1961 yılında Tanır kasabasında muhtar olan Hasan Hüseyin ŞAHİNKAYA; bölgede halkın sevgi ve saygısını kazanmıştır. Bununla beraber istemezleri de ortaya çıkar. Aralarında husumet olan iki aileyi barıştırmak amacıyla köyün ileri gelenleriyle birlikte Bozyer’de bir eve varırlar.
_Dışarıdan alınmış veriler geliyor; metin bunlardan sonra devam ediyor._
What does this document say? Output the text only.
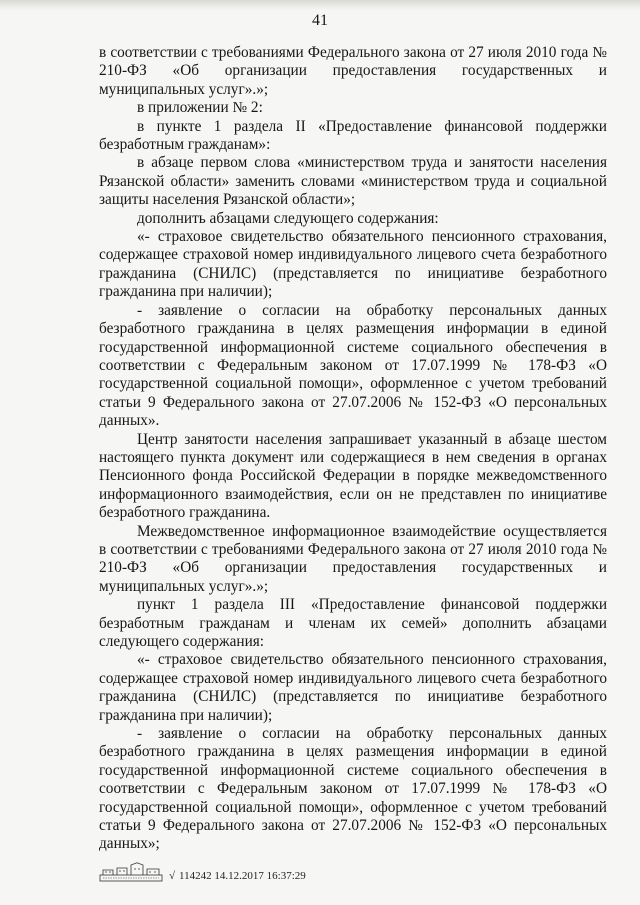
41

в соответствии с требованиями Федерального закона от 27 июля 2010 года № 210-ФЗ «Об организации предоставления государственных и муниципальных услуг».»;

в приложении № 2:

в пункте 1 раздела II «Предоставление финансовой поддержки безработным гражданам»:

в абзаце первом слова «министерством труда и занятости населения Рязанской области» заменить словами «министерством труда и социальной защиты населения Рязанской области»;

дополнить абзацами следующего содержания:

«- страховое свидетельство обязательного пенсионного страхования, содержащее страховой номер индивидуального лицевого счета безработного гражданина (СНИЛС) (представляется по инициативе безработного гражданина при наличии);

- заявление о согласии на обработку персональных данных безработного гражданина в целях размещения информации в единой государственной информационной системе социального обеспечения в соответствии с Федеральным законом от 17.07.1999 № 178-ФЗ «О государственной социальной помощи», оформленное с учетом требований статьи 9 Федерального закона от 27.07.2006 № 152-ФЗ «О персональных данных».

Центр занятости населения запрашивает указанный в абзаце шестом настоящего пункта документ или содержащиеся в нем сведения в органах Пенсионного фонда Российской Федерации в порядке межведомственного информационного взаимодействия, если он не представлен по инициативе безработного гражданина.

Межведомственное информационное взаимодействие осуществляется в соответствии с требованиями Федерального закона от 27 июля 2010 года № 210-ФЗ «Об организации предоставления государственных и муниципальных услуг».»;

пункт 1 раздела III «Предоставление финансовой поддержки безработным гражданам и членам их семей» дополнить абзацами следующего содержания:

«- страховое свидетельство обязательного пенсионного страхования, содержащее страховой номер индивидуального лицевого счета безработного гражданина (СНИЛС) (представляется по инициативе безработного гражданина при наличии);

- заявление о согласии на обработку персональных данных безработного гражданина в целях размещения информации в единой государственной информационной системе социального обеспечения в соответствии с Федеральным законом от 17.07.1999 № 178-ФЗ «О государственной социальной помощи», оформленное с учетом требований статьи 9 Федерального закона от 27.07.2006 № 152-ФЗ «О персональных данных»;

√ 114242 14.12.2017 16:37:29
Hasan Hüseyin, pencere önünde oturmaktadır. Dışarıdan bir el ateş edilmek suretiyle, sırtından vurularak öldürülür. Bu talihsiz olay sevenlerini ve ailesini yasa boğar. Âşık Mahsuni Şerif de yakın arkadaşlarındandır. Hasan Hüseyin ŞAHİNKAYA’nın gençliğinin baharında hayata veda etmesi üzerine birçok ağıtlar yakılır. Bu ağıtlardan biri de Âşık Mahsuni Şerif’in aşağıdaki ağıdıdır. Aynı zamanda bu ağıt bestelenerek, Mahsuni’nin kasetlerinde yer almıştır.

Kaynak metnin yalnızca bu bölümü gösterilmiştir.